None of the metadata defined in this specification is mandatory and the existence of any metadata is dependent on the framework being used and the files being indexed.

All metadata defined here may be used in search strings.

Only metadata that is not derived from the file or file contents may be editable in the interface (applications that want to change non-writable metadata need to modify the embedded metadata in the file's contents themselves).

Metadata Data Types

Metadata typically comes in a variety of formats and types. In order to facilitate efficient storage and querying, we need to define a group of data types and formats that all metadata we are interested can conform to. The basic data types specified here are:

Metadata Namespaces

For all metadata, each metadata item needs to be namespaced with its class type using a "." qualifier (EG Audio.Artist represents the metadata Artist for an audio class file). Metadata that is strictly application specific should use a namespace class based on the application name (EG "Nautilus.Window_Geometry").

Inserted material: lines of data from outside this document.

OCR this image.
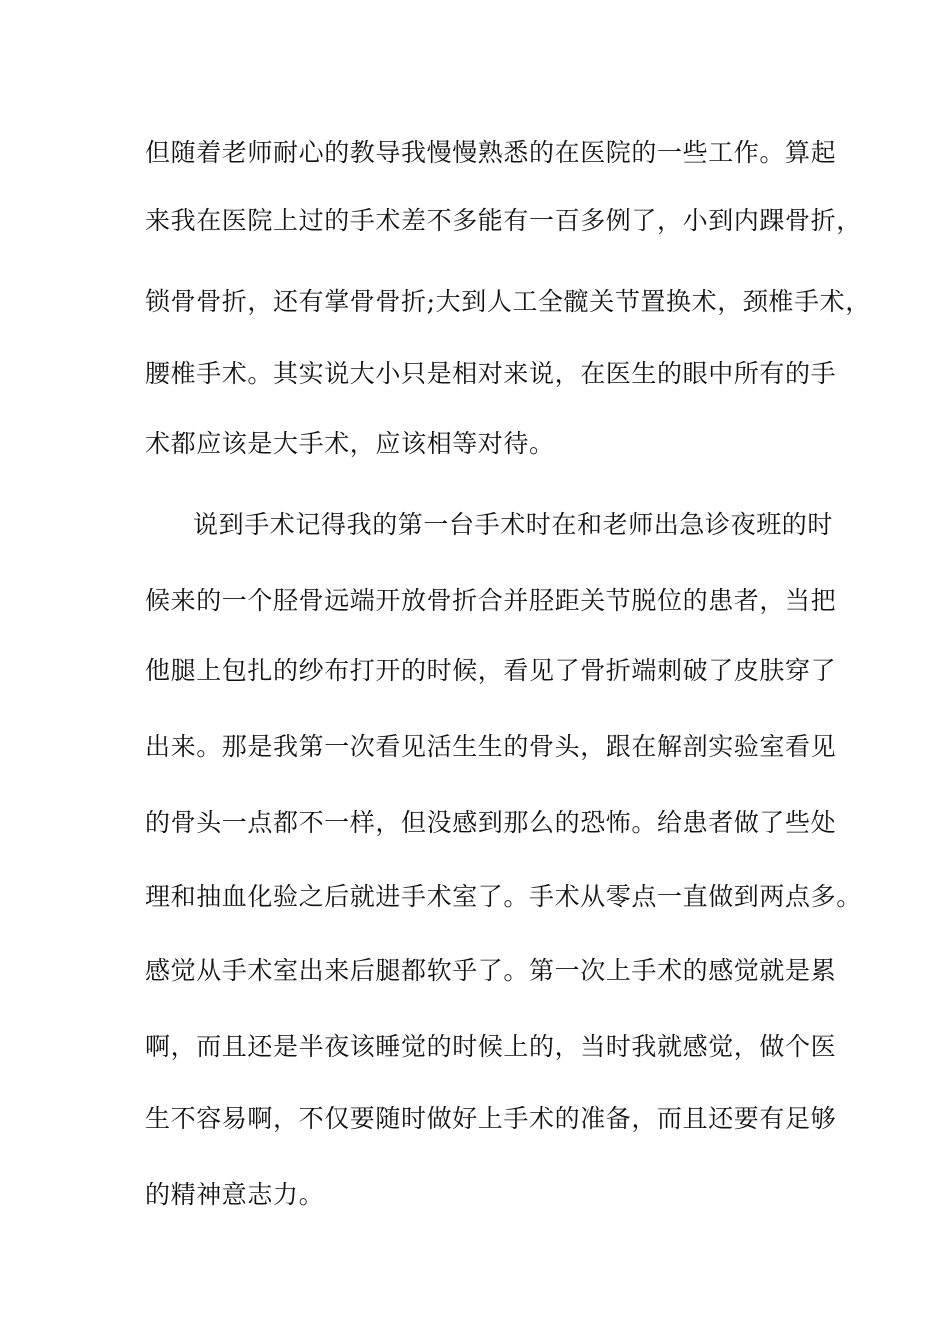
但随着老师耐心的教导我慢慢熟悉的在医院的一些工作。算起

来我在医院上过的手术差不多能有一百多例了，小到内踝骨折，

锁骨骨折，还有掌骨骨折;大到人工全髋关节置换术，颈椎手术，

腰椎手术。其实说大小只是相对来说，在医生的眼中所有的手

术都应该是大手术，应该相等对待。

说到手术记得我的第一台手术时在和老师出急诊夜班的时

候来的一个胫骨远端开放骨折合并胫距关节脱位的患者，当把

他腿上包扎的纱布打开的时候，看见了骨折端刺破了皮肤穿了

出来。那是我第一次看见活生生的骨头，跟在解剖实验室看见

的骨头一点都不一样，但没感到那么的恐怖。给患者做了些处

理和抽血化验之后就进手术室了。手术从零点一直做到两点多。

感觉从手术室出来后腿都软乎了。第一次上手术的感觉就是累

啊，而且还是半夜该睡觉的时候上的，当时我就感觉，做个医

生不容易啊，不仅要随时做好上手术的准备，而且还要有足够

的精神意志力。
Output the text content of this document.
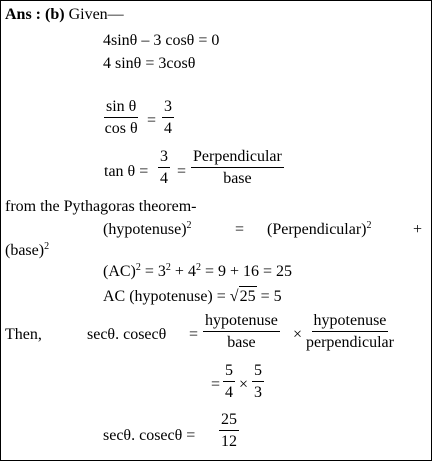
Ans : (b) Given—
4sinθ – 3 cosθ = 0
4 sinθ = 3cosθ
$\frac{\text{sin θ}}{\text{cos θ}} = \frac{3}{4}$
$\tan \theta = \frac{3}{4}$ =
Perpendicular
base
from the Pythagoras theorem-
(hypotenuse)$^2$	= (Perpendicular)$^2$	+
(base)$^2$
$(AC)^2 = 3^2 + 4^2 = 9 + 16 = 25$
AC (hypotenuse) = √25 = 5
Then,	secθ. cosecθ =
hypotenuse
base ×
hypotenuse
perpendicular
= $\frac{5}{4} \times \frac{5}{3}$
secθ. $cosec\theta = \frac{25}{12}$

This specification defines the following built-in classes:

Generic File Metadata

Generic file metadata is applicable to all files regardless of their format. The specified metadata uses a few Dublin Core based types where applicable with the rest being custom ones. Generic file metadata types are namespaced with the "File" class. Only some of the generic metadata may be writable. Custom metadata not listed below that is generic and applies to all files should also be namespaced with the "File" class unless it is strictly application specific.

Audio Metadata

Audio metadata is based on the widespread ID3.1 tags embedded in mp3, ogg and similar files. These are already defined in that specification. All metadata in this section is prefixed with "Audio" and it is recommended that any other metadata not listed below also uses this prefix if its audio related (unless it is application specific).

Document Metadata

For documents, applications have typically used a mixture of Dublin Core types and propriety types. In order to be consistent with them, we have based our metadata names likewise. We have also based these names on metadata names found in Open Office, Ms Word and PDF documents. All metadata in this section is prefixed with the "Doc" class and any other document based metadata should also have this prefix (unless it is application specific). All the metadata here is not editable through the interface as all of it is derived from the file contents.

Image Metadata

For images, most support the EXIF standard and so this largely makes up this specification. SVG files have user definable non-standard metadata so a subset of Dublin Core is also provided here. All metadata in this section is prefixed with the "Image" class and any other image based metadata should also have this prefix (unless it is application specific). All the metadata here is not editable through the interface as all of it is derived from the file contents.